Defying Dog

Defying Dog

Date: 10th June 2000

Video installation in a de-consecrated church, reflecting on the spectacularisation of the role of the church and faith

A site-specific installation for a de-consecrated church in Clapton, East London, Defying Dog was Cotterrell’s response to the shifting uses of architecture. The Round Chapel was built in 1871 to house one of London’s largest dissenting congregations: by 2000, the building had been salvaged by a consortium of government agencies and was used as a community centre; the congregation having shrunk so radically that a small room upstairs was now adequate for services.

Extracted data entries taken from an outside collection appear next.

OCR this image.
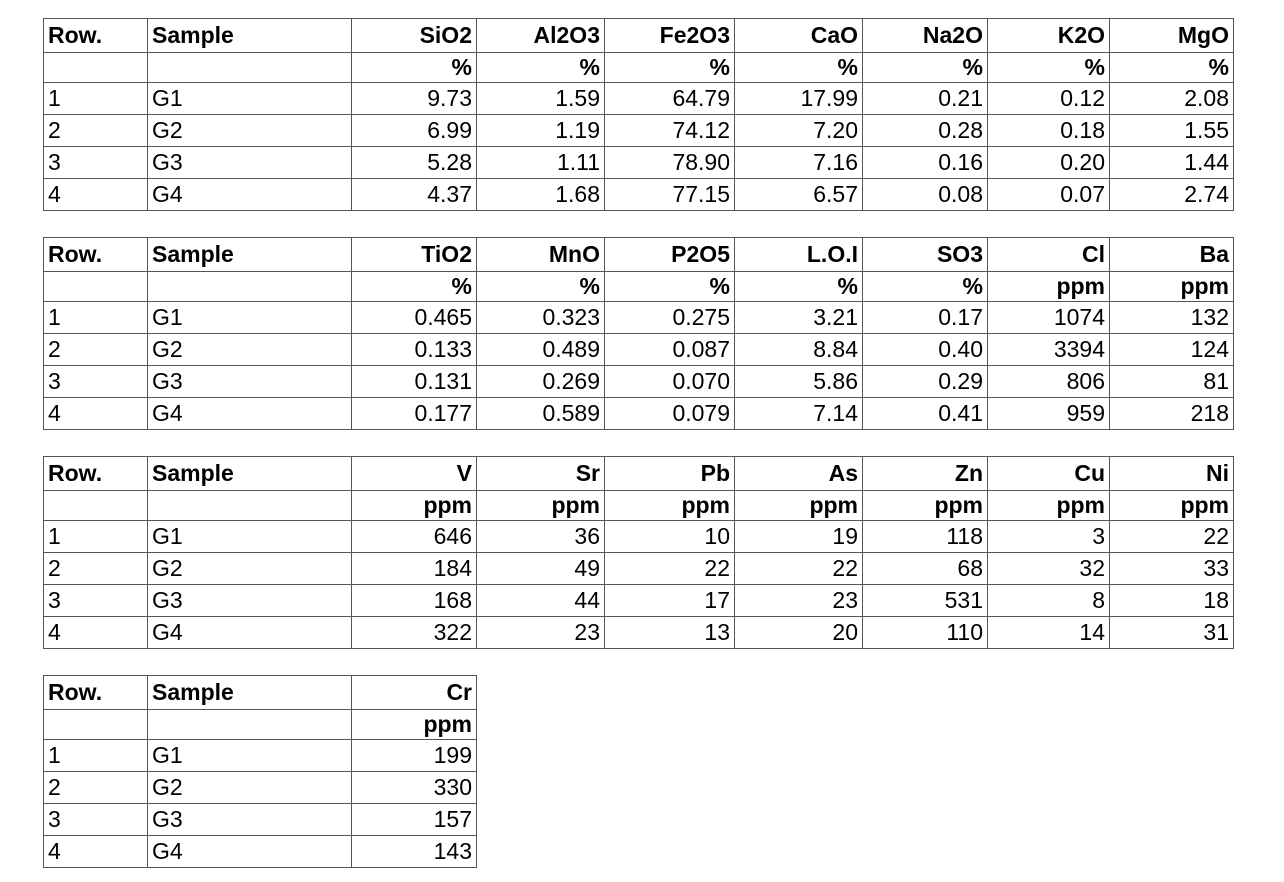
Row.	Sample	SiO2	Al2O3	Fe2O3	CaO	Na2O	K2O	MgO
		%	%	%	%	%	%	%
1	G1	9.73	1.59	64.79	17.99	0.21	0.12	2.08
2	G2	6.99	1.19	74.12	7.20	0.28	0.18	1.55
3	G3	5.28	1.11	78.90	7.16	0.16	0.20	1.44
4	G4	4.37	1.68	77.15	6.57	0.08	0.07	2.74
Row.	Sample	TiO2	MnO	P2O5	L.O.I	SO3	Cl	Ba
		%	%	%	%	%	ppm	ppm
1	G1	0.465	0.323	0.275	3.21	0.17	1074	132
2	G2	0.133	0.489	0.087	8.84	0.40	3394	124
3	G3	0.131	0.269	0.070	5.86	0.29	806	81
4	G4	0.177	0.589	0.079	7.14	0.41	959	218
Row.	Sample	V	Sr	Pb	As	Zn	Cu	Ni
		ppm	ppm	ppm	ppm	ppm	ppm	ppm
1	G1	646	36	10	19	118	3	22
2	G2	184	49	22	22	68	32	33
3	G3	168	44	17	23	531	8	18
4	G4	322	23	13	20	110	14	31
Row.	Sample	Cr
		ppm
1	G1	199
2	G2	330
3	G3	157
4	G4	143
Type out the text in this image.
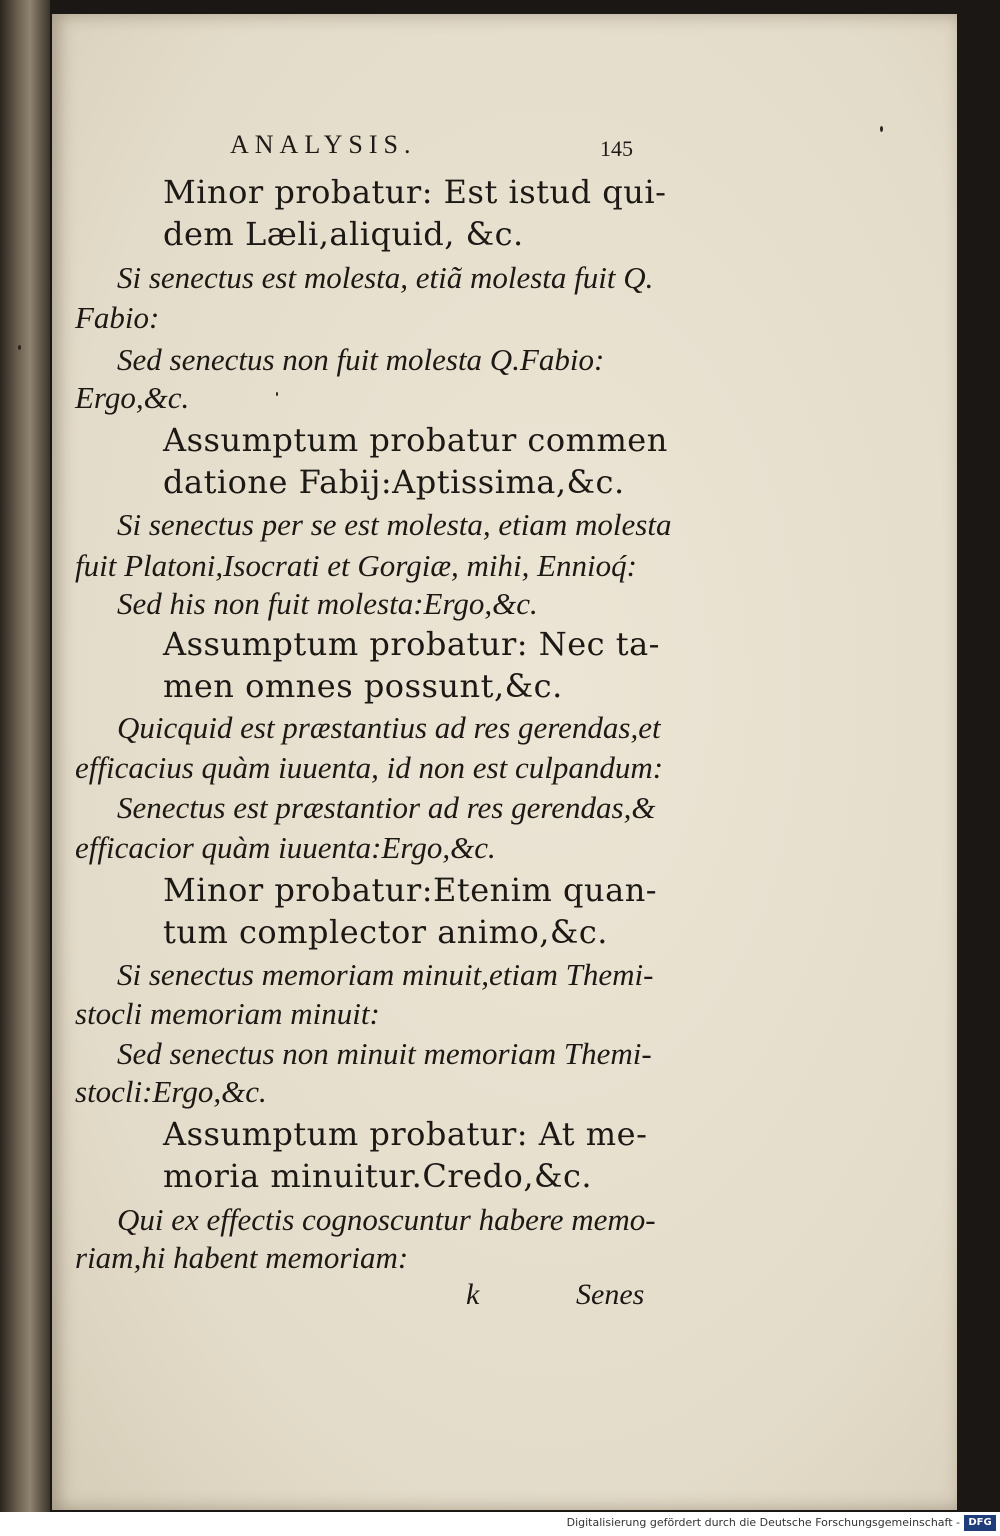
ANALYSIS.	145
Minor probatur: Est istud qui-
dem Læli,aliquid, &c.
Si senectus est molesta, etiã molesta fuit Q.
Fabio:
Sed senectus non fuit molesta Q.Fabio:
Ergo,&c.
Assumptum probatur commen
datione Fabij:Aptissima,&c.
Si senectus per se est molesta, etiam molesta
fuit Platoni,Isocrati et Gorgiæ, mihi, Ennioq́:
Sed his non fuit molesta:Ergo,&c.
Assumptum probatur: Nec ta-
men omnes possunt,&c.
Quicquid est præstantius ad res gerendas,et
efficacius quàm iuuenta, id non est culpandum:
Senectus est præstantior ad res gerendas,&
efficacior quàm iuuenta:Ergo,&c.
Minor probatur:Etenim quan-
tum complector animo,&c.
Si senectus memoriam minuit,etiam Themi-
stocli memoriam minuit:
Sed senectus non minuit memoriam Themi-
stocli:Ergo,&c.
Assumptum probatur: At me-
moria minuitur.Credo,&c.
Qui ex effectis cognoscuntur habere memo-
riam,hi habent memoriam:
k	Senes
Digitalisierung gefördert durch die Deutsche Forschungsgemeinschaft - DFG
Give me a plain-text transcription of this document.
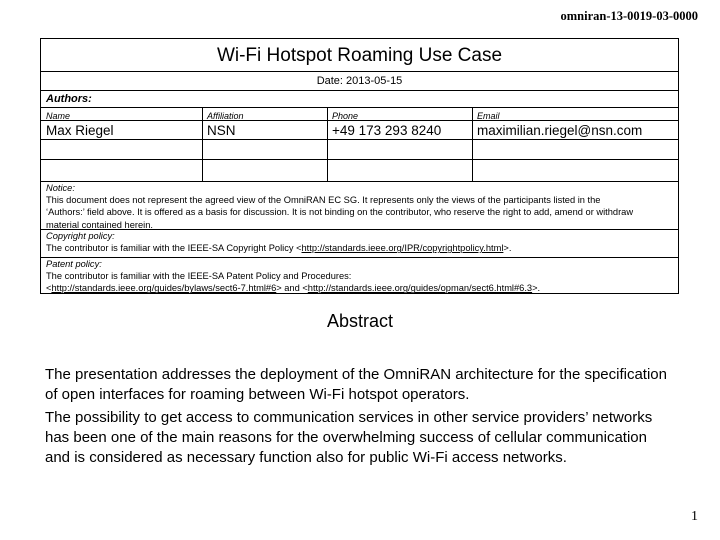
omniran-13-0019-03-0000
Wi-Fi Hotspot Roaming Use Case
Date: 2013-05-15
Authors:
Name	Affiliation	Phone	Email
Max Riegel	NSN	+49 173 293 8240	maximilian.riegel@nsn.com
Notice:
This document does not represent the agreed view of the OmniRAN EC SG. It represents only the views of the participants listed in the
‘Authors:’ field above. It is offered as a basis for discussion. It is not binding on the contributor, who reserve the right to add, amend or withdraw
material contained herein.
Copyright policy:
The contributor is familiar with the IEEE-SA Copyright Policy <http://standards.ieee.org/IPR/copyrightpolicy.html>.
Patent policy:
The contributor is familiar with the IEEE-SA Patent Policy and Procedures:
<http://standards.ieee.org/guides/bylaws/sect6-7.html#6> and <http://standards.ieee.org/guides/opman/sect6.html#6.3>.
Abstract
The presentation addresses the deployment of the OmniRAN architecture for the specification of open interfaces for roaming between Wi-Fi hotspot operators.
The possibility to get access to communication services in other service providers’ networks has been one of the main reasons for the overwhelming success of cellular communication and is considered as necessary function also for public Wi-Fi access networks.
1
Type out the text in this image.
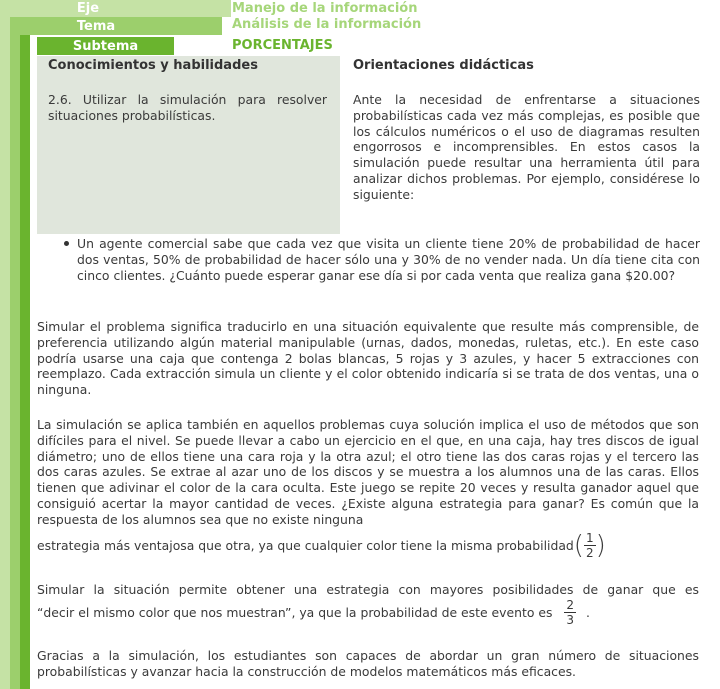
Eje
Tema
Subtema
Manejo de la información
Análisis de la información
PORCENTAJES
Conocimientos y habilidades
2.6. Utilizar la simulación para resolver situaciones probabilísticas.
Orientaciones didácticas
Ante la necesidad de enfrentarse a situaciones probabilísticas cada vez más complejas, es posible que los cálculos numéricos o el uso de diagramas resulten engorrosos e incomprensibles. En estos casos la simulación puede resultar una herramienta útil para analizar dichos problemas. Por ejemplo, considérese lo siguiente:
Un agente comercial sabe que cada vez que visita un cliente tiene 20% de probabilidad de hacer dos ventas, 50% de probabilidad de hacer sólo una y 30% de no vender nada. Un día tiene cita con cinco clientes. ¿Cuánto puede esperar ganar ese día si por cada venta que realiza gana $20.00?

Simular el problema significa traducirlo en una situación equivalente que resulte más comprensible, de preferencia utilizando algún material manipulable (urnas, dados, monedas, ruletas, etc.). En este caso podría usarse una caja que contenga 2 bolas blancas, 5 rojas y 3 azules, y hacer 5 extracciones con reemplazo. Cada extracción simula un cliente y el color obtenido indicaría si se trata de dos ventas, una o ninguna.

La simulación se aplica también en aquellos problemas cuya solución implica el uso de métodos que son difíciles para el nivel. Se puede llevar a cabo un ejercicio en el que, en una caja, hay tres discos de igual diámetro; uno de ellos tiene una cara roja y la otra azul; el otro tiene las dos caras rojas y el tercero las dos caras azules. Se extrae al azar uno de los discos y se muestra a los alumnos una de las caras. Ellos tienen que adivinar el color de la cara oculta. Este juego se repite 20 veces y resulta ganador aquel que consiguió acertar la mayor cantidad de veces. ¿Existe alguna estrategia para ganar? Es común que la respuesta de los alumnos sea que no existe ninguna

estrategia más ventajosa que otra, ya que cualquier color tiene la misma probabilidad( $\frac{1}{2}$ )
Simular la situación permite obtener una estrategia con mayores posibilidades de ganar que es
“decir el mismo color que nos muestran”, ya que la probabilidad de este evento es $\frac{2}{3}$ .

Gracias a la simulación, los estudiantes son capaces de abordar un gran número de situaciones probabilísticas y avanzar hacia la construcción de modelos matemáticos más eficaces.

Cotterrell started examining the growth of televangelism: was a shrinking church-going community the result of spectacularised prayer? Culling footage from American televised sermons and healing sessions, Cotterrell created a remote control theology, suitable for use in the church’s central hall. Placing an armchair 5 metres in front of an enormous projection screen, which hung directly above the church’s pulpit, he created a mise en scène which immediately juxtaposed the intimacy of front room worship with the emptiness of the massive church hall. Once comfortably seated in the armchair, viewers were able to activate the video using a remote control. Choosing from a menu of seven theological and ecumenical issues, the participants were able to select clips responding to their chosen topic.

From the righteous zeal of Steve, for whom the ‘filth’ of Bill Clinton’s fellatio is a constant source of ministerial concern, to John & Dodi, the husband and wife double act promising heaven as a tax free haven, these snippets reveal an obsession with the mortal world ruthlessly exploited by televangelism. The clips include footage of the congregations’ participation in each sermon: in Texas, thousands are whipped into a frenzy of rolling eyes and stamping feet as their minister begins speaking in tongues. But this audience, a congregation of one, is connected to the Holy Spirit via pre-recorded footage and a remote control. Towering above the isolated individual in the easy chair, Cotterrell’s televangelists rain fire and brimstone over a nice cup of tea.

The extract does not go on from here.